Sharing the same Agent, Jonny knew Tom well enough: cushy background, swollen ego, convinced of his own brilliance—classic young-and-stupid.

"So you're just letting it slide?" Jonny folded his arms. "Pretending it never happened?"

Tom snorted. "Hell no."

Jonny's eyes narrowed; he clapped Tom on the shoulder. "Straight talk, mate—I've got a major beef with him too. If you need backup, count me in."

Tom scratched his head, recalling Jonny's boasts. "I've got an idea. Aren't you pretty good at that particular game? Maybe we can run it on Matthew Horner."

Jonny shook his head at once. "He's a bloke."

Sure, he threw wild multi-girl parties at the Malibu house, but they were always women.

He understood Tom's drift; he'd bragged about it on purpose and wasn't worried about rumors—without hard video, anything Tom leaked would stay gutter gossip.

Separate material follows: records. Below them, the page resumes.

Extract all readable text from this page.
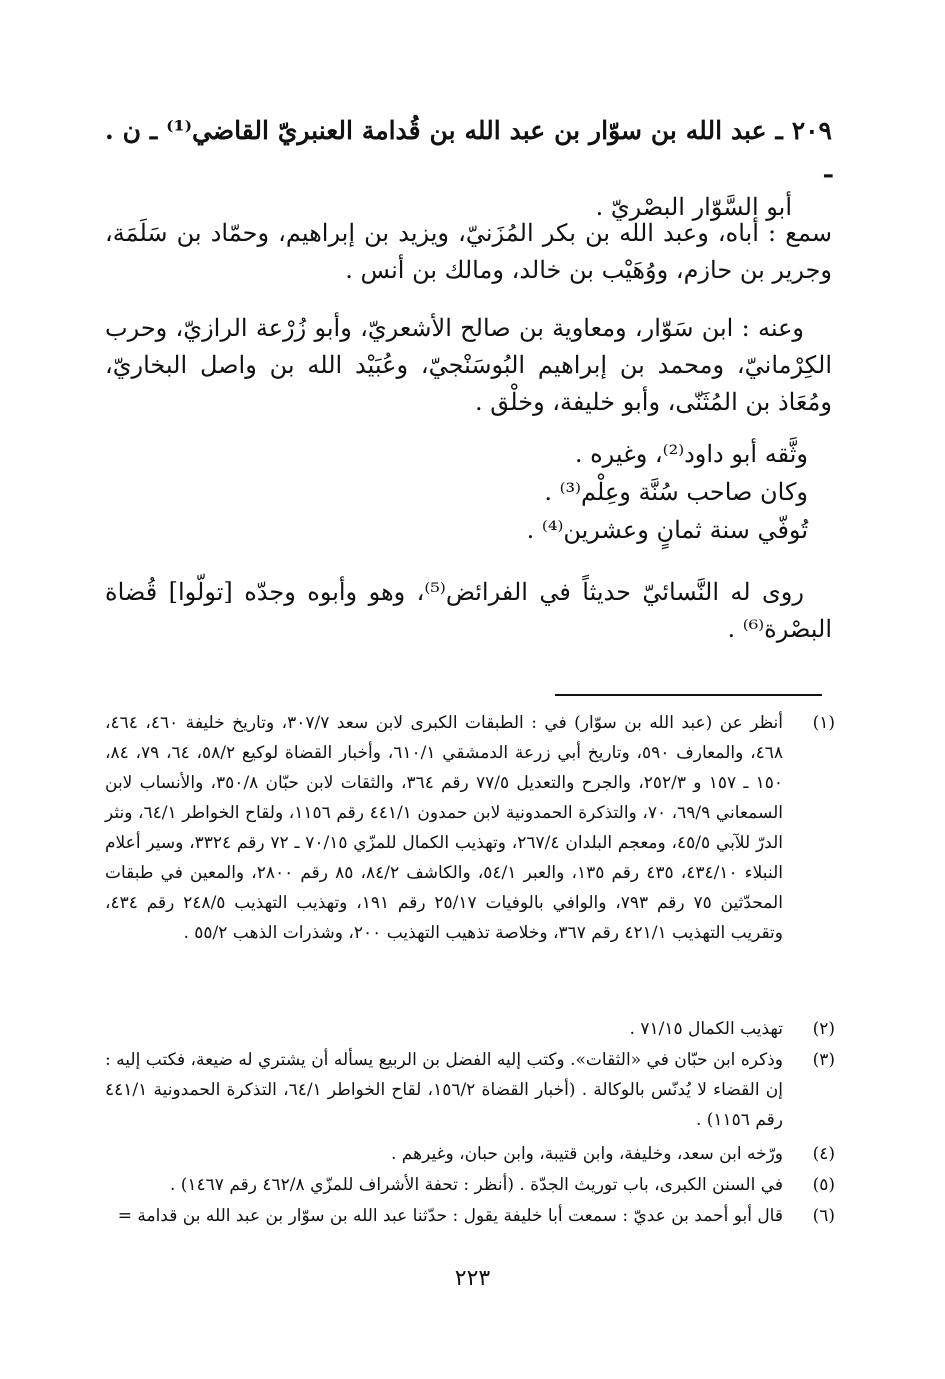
٢٠٩ ـ عبد الله بن سوّار بن عبد الله بن قُدامة العنبريّ القاضي⁽¹⁾ ـ ن . ـ
أبو السَّوّار البصْريّ .
سمع : أباه، وعبد الله بن بكر المُزَنيّ، ويزيد بن إبراهيم، وحمّاد بن سَلَمَة، وجرير بن حازم، ووُهَيْب بن خالد، ومالك بن أنس .
وعنه : ابن سَوّار، ومعاوية بن صالح الأشعريّ، وأبو زُرْعة الرازيّ، وحرب الكِرْمانيّ، ومحمد بن إبراهيم البُوسَنْجيّ، وعُبَيْد الله بن واصل البخاريّ، ومُعَاذ بن المُثَنّى، وأبو خليفة، وخلْق .
وثَّقه أبو داود⁽²⁾، وغيره .
وكان صاحب سُنَّة وعِلْم⁽³⁾ .
تُوفّي سنة ثمانٍ وعشرين⁽⁴⁾ .
روى له النَّسائيّ حديثاً في الفرائض⁽⁵⁾، وهو وأبوه وجدّه [تولّوا] قُضاة البصْرة⁽⁶⁾ .
(١)
أنظر عن (عبد الله بن سوّار) في : الطبقات الكبرى لابن سعد ٣٠٧/٧، وتاريخ خليفة ٤٦٠، ٤٦٤، ٤٦٨، والمعارف ٥٩٠، وتاريخ أبي زرعة الدمشقي ٦١٠/١، وأخبار القضاة لوكيع ٥٨/٢، ٦٤، ٧٩، ٨٤، ١٥٠ ـ ١٥٧ و ٢٥٢/٣، والجرح والتعديل ٧٧/٥ رقم ٣٦٤، والثقات لابن حبّان ٣٥٠/٨، والأنساب لابن السمعاني ٦٩/٩، ٧٠، والتذكرة الحمدونية لابن حمدون ٤٤١/١ رقم ١١٥٦، ولقاح الخواطر ٦٤/١، ونثر الدرّ للآبي ٤٥/٥، ومعجم البلدان ٢٦٧/٤، وتهذيب الكمال للمزّي ٧٠/١٥ ـ ٧٢ رقم ٣٣٢٤، وسير أعلام النبلاء ٤٣٤/١٠، ٤٣٥ رقم ١٣٥، والعبر ٥٤/١، والكاشف ٨٤/٢، ٨٥ رقم ٢٨٠٠، والمعين في طبقات المحدّثين ٧٥ رقم ٧٩٣، والوافي بالوفيات ٢٥/١٧ رقم ١٩١، وتهذيب التهذيب ٢٤٨/٥ رقم ٤٣٤، وتقريب التهذيب ٤٢١/١ رقم ٣٦٧، وخلاصة تذهيب التهذيب ٢٠٠، وشذرات الذهب ٥٥/٢ .
(٢)
تهذيب الكمال ٧١/١٥ .
(٣)
وذكره ابن حبّان في «الثقات». وكتب إليه الفضل بن الربيع يسأله أن يشتري له ضيعة، فكتب إليه : إن القضاء لا يُدنّس بالوكالة . (أخبار القضاة ١٥٦/٢، لقاح الخواطر ٦٤/١، التذكرة الحمدونية ٤٤١/١ رقم ١١٥٦) .
(٤)
ورّخه ابن سعد، وخليفة، وابن قتيبة، وابن حبان، وغيرهم .
(٥)
في السنن الكبرى، باب توريث الجدّة . (أنظر : تحفة الأشراف للمزّي ٤٦٢/٨ رقم ١٤٦٧) .
(٦)
قال أبو أحمد بن عديّ : سمعت أبا خليفة يقول : حدّثنا عبد الله بن سوّار بن عبد الله بن قدامة =
٢٢٣
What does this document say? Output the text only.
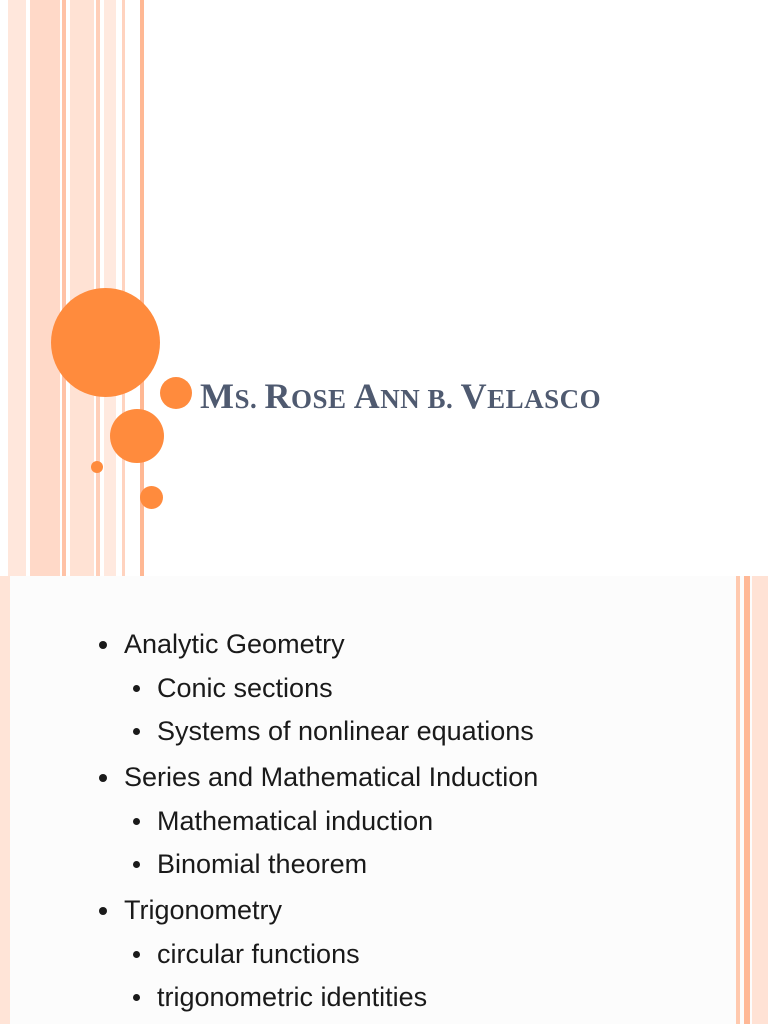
MS. ROSE ANN B. VELASCO
Analytic Geometry
Conic sections
Systems of nonlinear equations
Series and Mathematical Induction
Mathematical induction
Binomial theorem
Trigonometry
circular functions
trigonometric identities
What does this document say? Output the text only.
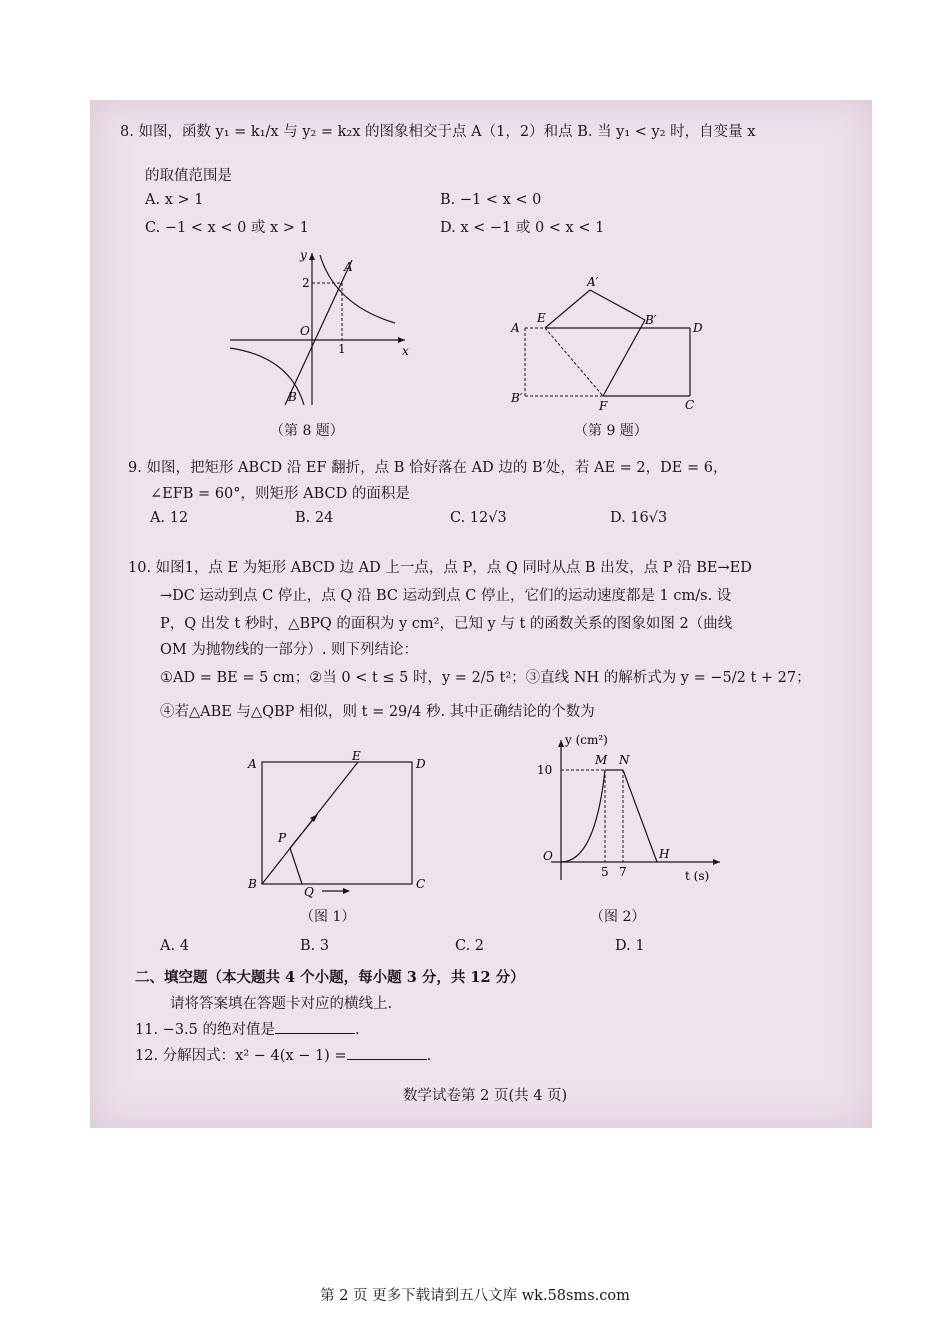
8. 如图，函数 y₁ = k₁/x 与 y₂ = k₂x 的图象相交于点 A（1，2）和点 B. 当 y₁ < y₂ 时，自变量 x
的取值范围是
A. x > 1	B. −1 < x < 0
C. −1 < x < 0 或 x > 1	D. x < −1 或 0 < x < 1
y
x
O
2
1
A
B
（第 8 题）
A
E	B′
D
A′
B′
F	C
（第 9 题）
9. 如图，把矩形 ABCD 沿 EF 翻折，点 B 恰好落在 AD 边的 B′处，若 AE = 2，DE = 6，
∠EFB = 60°，则矩形 ABCD 的面积是
A. 12	B. 24	C. 12√3	D. 16√3
10. 如图1，点 E 为矩形 ABCD 边 AD 上一点，点 P，点 Q 同时从点 B 出发，点 P 沿 BE→ED
→DC 运动到点 C 停止，点 Q 沿 BC 运动到点 C 停止，它们的运动速度都是 1 cm/s. 设
P，Q 出发 t 秒时，△BPQ 的面积为 y cm²，已知 y 与 t 的函数关系的图象如图 2（曲线
OM 为抛物线的一部分）. 则下列结论：
①AD = BE = 5 cm；②当 0 < t ≤ 5 时，y = 2/5 t²；③直线 NH 的解析式为 y = −5/2 t + 27；
④若△ABE 与△QBP 相似，则 t = 29/4 秒. 其中正确结论的个数为
A
E
D
P
B
Q
C
（图 1）
y (cm²)
10
M N
O
5 7
H
t (s)
（图 2）
A. 4	B. 3	C. 2	D. 1
二、填空题（本大题共 4 个小题，每小题 3 分，共 12 分）
请将答案填在答题卡对应的横线上.
11. −3.5 的绝对值是	.
12. 分解因式：x² − 4(x − 1) =	.
数学试卷第 2 页(共 4 页)
第 2 页 更多下载请到五八文库 wk.58sms.com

"Hear me out, John!" Tom knew he was outgunned alone; dragging Jonny Lee Miller in would tip the odds. "You only need to run the opening act on him—no need to take it to the final curtain…"

Jonny weighed it, thought of that videotape, and finally nodded.

Two schemers, one accord.

As the break neared its end, James McAvoy slapped in a blank mag and warned Matthew, "Tom Hardy's been eyeing you for the past five minutes—Jonny Lee Miller too."

Matthew snapped his stripped M1911A1 back together. "I noticed."

"Bad blood between you and Jonny Lee Miller?" James asked.

"Hard to say for sure." Matthew kept it short. "When Jonny and Angelina Jolie split, I helped her out."

Judging by the way Jonny kept glancing over, Matthew figured he'd started connecting the dots.

He knew his résumé listed girl, interrupted; half the crew back then knew he'd come in via Angelina. Add the Red Penguin driver angle and anyone with a brain would do the math.

The story wouldn't hold up under scrutiny. He'd hoped avoiding Jonny would keep things quiet—only to end up shooting black hawk down shoulder-to-shoulder with him.

He holstered the pistol, grabbed his CAR-15, and called to James McAvoy and Ben Foster, "Let's roll—training time."